Dass das Programmieren eines Pokerbots keine triviale Angelegenheit ist, weiss auch Jonathan Schaeffer, Professor an der Universität von Alberta in Kanada. Seine Computer Poker Research Group und er versuchen bereits seit Jahren einen leistungsfähigen Zocker aus Bits und Bytes zu zimmern. «Poker ist im Gegensatz zu Schach kein Spiel, bei dem alle Informationen auf dem Tisch liegen», erklärt Schaeffer. Beim Pokern ist gerade entscheidend, dass der Spieler das Blatt des Gegners nicht kennt, es aber auf Grund von dessen Verhalten zu erahnen sucht. Umgekehrt darf der Zocker seinerseits um keinen Preis seine Gegner wissen lassen, ob er gute oder schlechte Karten hat. Während alle Bots kein Problem haben, ein eisernes «Pokerface» aufzusetzen, fehlt es ihnen bislang an Intuition. Dieses Gespür sei schliesslich ausschlaggebend für den guten und erfolgreichen Spieler, meint Schaeffer. «Das Problem ist es dabei für das Programm, sich ein Bild des Gegners zu machen und dessen Strategie zu erraten», sagt er.
Der Kanadier und sein Team versuchen, diese Gabe durch künstliche Intelligenz zu ersetzen. Ihr Software-Zocker Poki beobachtet dabei die Spielzüge seiner menschlichen Gegner über mehrere Partien hinweg und merkt sich in der Folge, bei welchen Kartenkombinationen sich sein Gegenüber wie verhält. Laut Schaeffer ist sein Programm mittlerweile so gut, dass es gegen professionelle Zocker gewinnen kann.
«Allerdings springt dabei noch nicht das grosse Geld heraus», meint Schaeffer.

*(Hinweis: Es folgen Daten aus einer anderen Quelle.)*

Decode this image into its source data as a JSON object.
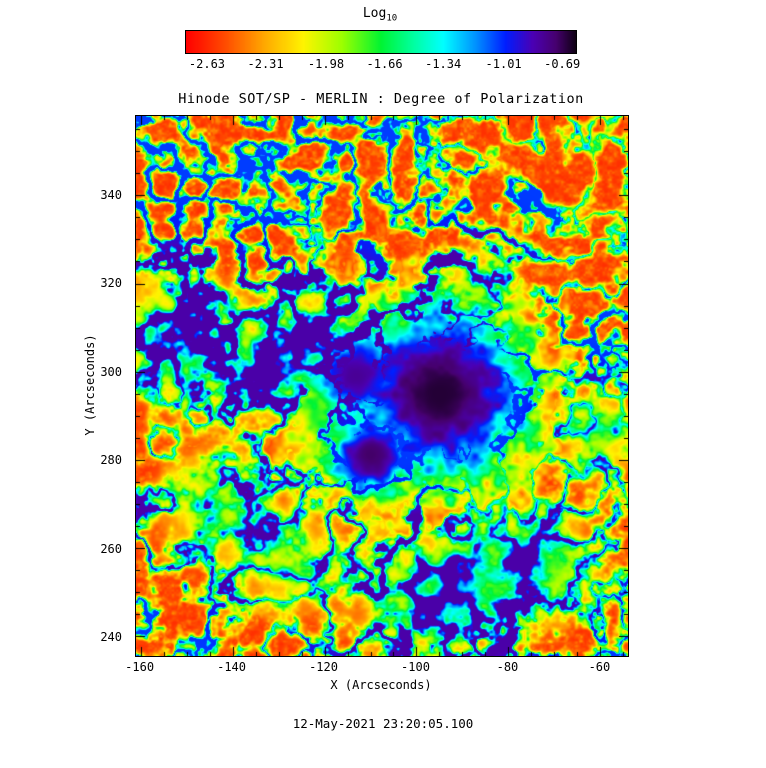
{
  "figure": {
    "background": "#ffffff",
    "text_color": "#000000"
  },
  "footer": {
    "timestamp": "12-May-2021 23:20:05.100"
  },
  "chart_data": {
    "type": "heatmap",
    "title": "Hinode SOT/SP - MERLIN : Degree of Polarization",
    "xlabel": "X (Arcseconds)",
    "ylabel": "Y (Arcseconds)",
    "xlim": [
      -161,
      -54
    ],
    "ylim": [
      235.5,
      358
    ],
    "x_ticks": [
      -160,
      -140,
      -120,
      -100,
      -80,
      -60
    ],
    "y_ticks": [
      240,
      260,
      280,
      300,
      320,
      340
    ],
    "grid": false,
    "legend": "none",
    "value_units": "log10 degree of polarization",
    "colorbar": {
      "label_main": "Log",
      "label_sub": "10",
      "orientation": "horizontal",
      "position": "top",
      "ticks": [
        -2.63,
        -2.31,
        -1.98,
        -1.66,
        -1.34,
        -1.01,
        -0.69
      ],
      "range": [
        -2.75,
        -0.62
      ]
    },
    "colormap_stops": [
      {
        "t": 0.0,
        "c": "#ff0000"
      },
      {
        "t": 0.1,
        "c": "#ff4c00"
      },
      {
        "t": 0.2,
        "c": "#ffa800"
      },
      {
        "t": 0.3,
        "c": "#fff400"
      },
      {
        "t": 0.4,
        "c": "#9cff00"
      },
      {
        "t": 0.5,
        "c": "#00f432"
      },
      {
        "t": 0.58,
        "c": "#00ff9c"
      },
      {
        "t": 0.66,
        "c": "#00ffff"
      },
      {
        "t": 0.74,
        "c": "#0096ff"
      },
      {
        "t": 0.82,
        "c": "#001eff"
      },
      {
        "t": 0.89,
        "c": "#4b00b4"
      },
      {
        "t": 0.95,
        "c": "#46006e"
      },
      {
        "t": 1.0,
        "c": "#0f0014"
      }
    ],
    "features": {
      "noise_seed": 1337,
      "background_log": -2.58,
      "sunspots": [
        {
          "x": -95,
          "y": 295,
          "radius": 24,
          "peak_log": -0.66
        },
        {
          "x": -110,
          "y": 281,
          "radius": 11,
          "peak_log": -0.72
        },
        {
          "x": -113,
          "y": 299,
          "radius": 12,
          "peak_log": -0.8
        },
        {
          "x": -104,
          "y": 292,
          "radius": 26,
          "peak_log": -1.35
        }
      ],
      "plage_regions": [
        {
          "x": -152,
          "y": 308,
          "radius": 14,
          "level_log": -1.15
        },
        {
          "x": -131,
          "y": 300,
          "radius": 10,
          "level_log": -1.35
        },
        {
          "x": -74,
          "y": 257,
          "radius": 12,
          "level_log": -1.15
        },
        {
          "x": -90,
          "y": 252,
          "radius": 10,
          "level_log": -1.5
        },
        {
          "x": -60,
          "y": 286,
          "radius": 9,
          "level_log": -1.5
        },
        {
          "x": -145,
          "y": 270,
          "radius": 12,
          "level_log": -1.6
        },
        {
          "x": -100,
          "y": 248,
          "radius": 14,
          "level_log": -1.55
        },
        {
          "x": -128,
          "y": 258,
          "radius": 12,
          "level_log": -1.6
        },
        {
          "x": -120,
          "y": 310,
          "radius": 12,
          "level_log": -1.55
        },
        {
          "x": -87,
          "y": 318,
          "radius": 10,
          "level_log": -1.7
        }
      ]
    }
  }
}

Denn Poki rechnet und spielt äusserst defensiv. Das Irrationale geht ihm dabei ab. «Aber genau dies wollen wir unserem Software-Spieler beibringen», meint er.
Ziel von Schaeffers Team ist es denn auch, nicht von Reno bis Las Vegas alle Online-Casinos auszunehmen, sondern ihre Erkenntnisse beim Schreiben der Poker-Algorithmen auf andere Situationen, die «wie im richtigen Leben» ablaufen, umzumünzen. So schwebt dem Kanadier ein Bot vor, der wie auf einem Bazar handeln kann. Die Softwarestücke könnten somit auf einen Autohändler losgelassen werden, um herauszufinden, wo das tiefste Gebot liegt, bei dem dieser mit knirschenden Zähnen doch noch zum Verkauf einlenkt. Auch im rauhen Wettbewerb von Firmen könnten solche Bots bei der Einschätzung der Konkurrenz behilflich sein, hoffen die Ka-nadier.